Three nested models are compared in their ability to reproduce the pattern of interest observed in averaged confidence ratings, in experiment 1 (A) and experiment 2 (B). In the FULL model, confidence is modelled as a function of three factors: the absolute difference between options values, the confidence observed in the previous trial, and the context value. In the REDUCED model 1, confidence is modelled as a function of only two factors: the absolute difference between options values and the confidence observed in the previous trial. Hence, the REDUCED model 1 omits the context-value as a predictor of confidence. In the REDUCED model 2, confidence is modelled as a function of only two factors: the absolute difference between options values and the context-value. Hence, the REDUCED model 2 omits the confidence observed in the previous trial as a predictor of confidence. Left: pattern of confidence ratings observed in the behavioral data. Middle-left: pattern of confidence ratings estimated from the FULL model. Middle-right: pattern of confidence ratings estimated from the REDUCED model 1. Right: pattern of confidence ratings estimated from the REDUCED model 2. In red are reported statistics from a repeated-measure ANOVA where the alternative model fails to reproduce important statistical properties of confidence observed in the data. Connected dots represent individual data points in the within-subject design. The error bar displayed on the side of the scatter plots indicate the sample mean ± sem.

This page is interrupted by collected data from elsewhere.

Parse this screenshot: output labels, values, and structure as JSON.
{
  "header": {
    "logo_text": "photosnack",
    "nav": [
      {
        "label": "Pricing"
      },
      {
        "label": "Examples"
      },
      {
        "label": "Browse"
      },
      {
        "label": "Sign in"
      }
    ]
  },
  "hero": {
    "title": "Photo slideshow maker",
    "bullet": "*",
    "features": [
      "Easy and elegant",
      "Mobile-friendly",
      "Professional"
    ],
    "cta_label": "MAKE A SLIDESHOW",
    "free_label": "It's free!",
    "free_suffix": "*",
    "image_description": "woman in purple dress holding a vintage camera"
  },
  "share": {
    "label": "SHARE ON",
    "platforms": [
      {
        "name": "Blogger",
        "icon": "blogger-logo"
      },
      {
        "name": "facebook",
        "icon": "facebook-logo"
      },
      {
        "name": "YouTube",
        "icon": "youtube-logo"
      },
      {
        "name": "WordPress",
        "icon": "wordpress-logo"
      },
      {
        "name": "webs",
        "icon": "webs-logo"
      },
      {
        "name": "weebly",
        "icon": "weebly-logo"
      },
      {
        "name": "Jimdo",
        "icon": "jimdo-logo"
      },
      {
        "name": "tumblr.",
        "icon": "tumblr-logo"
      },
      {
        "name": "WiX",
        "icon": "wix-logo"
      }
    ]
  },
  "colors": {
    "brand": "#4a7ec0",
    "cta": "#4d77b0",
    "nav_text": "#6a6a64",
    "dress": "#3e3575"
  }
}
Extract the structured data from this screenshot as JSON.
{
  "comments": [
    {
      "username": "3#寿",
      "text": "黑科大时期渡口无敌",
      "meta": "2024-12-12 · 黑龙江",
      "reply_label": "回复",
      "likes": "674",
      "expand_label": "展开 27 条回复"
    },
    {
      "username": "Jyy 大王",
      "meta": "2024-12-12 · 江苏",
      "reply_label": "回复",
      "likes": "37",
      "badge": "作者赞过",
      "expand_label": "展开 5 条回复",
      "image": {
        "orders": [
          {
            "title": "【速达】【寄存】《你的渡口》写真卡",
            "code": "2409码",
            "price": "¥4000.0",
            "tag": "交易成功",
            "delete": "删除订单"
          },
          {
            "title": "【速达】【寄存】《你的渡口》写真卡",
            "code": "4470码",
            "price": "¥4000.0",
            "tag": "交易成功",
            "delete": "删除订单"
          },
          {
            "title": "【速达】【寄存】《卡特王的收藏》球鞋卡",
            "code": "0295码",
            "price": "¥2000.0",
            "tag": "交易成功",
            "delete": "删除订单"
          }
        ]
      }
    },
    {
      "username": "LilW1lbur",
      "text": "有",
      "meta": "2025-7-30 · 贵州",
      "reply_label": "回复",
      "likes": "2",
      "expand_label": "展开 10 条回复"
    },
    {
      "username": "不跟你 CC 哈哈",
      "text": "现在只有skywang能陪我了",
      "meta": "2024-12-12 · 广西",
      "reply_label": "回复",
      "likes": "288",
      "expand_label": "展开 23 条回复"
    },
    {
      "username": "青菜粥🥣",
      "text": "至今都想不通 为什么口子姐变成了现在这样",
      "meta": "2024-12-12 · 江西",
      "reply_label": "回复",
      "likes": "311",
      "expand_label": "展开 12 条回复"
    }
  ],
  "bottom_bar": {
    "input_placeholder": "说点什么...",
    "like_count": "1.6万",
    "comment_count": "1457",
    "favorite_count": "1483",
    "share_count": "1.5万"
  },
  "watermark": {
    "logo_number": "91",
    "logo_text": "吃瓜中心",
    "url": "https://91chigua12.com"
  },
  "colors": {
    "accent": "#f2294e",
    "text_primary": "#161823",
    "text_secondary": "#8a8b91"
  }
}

https://doi.org/10.1371/journal.pcbi.1006973.g005

We performed similar analyses with a REDUCED model 2 (see Methods for a detailed model description), which only lacked the dependence on preceding confidence ratings. While this model could reproduce the valence-induced bias in confidence (Fig 5), likelihood ratio tests again rejected the hypothesis that the FULL model is not better than the REDUCED model 2 in both experiments (both P<0.001). Overall, those analyses demonstrate that both context-value and preceding confidence are necessary variables to explain confidence, context value being the crucial factor necessary to explain the valence-induced bias.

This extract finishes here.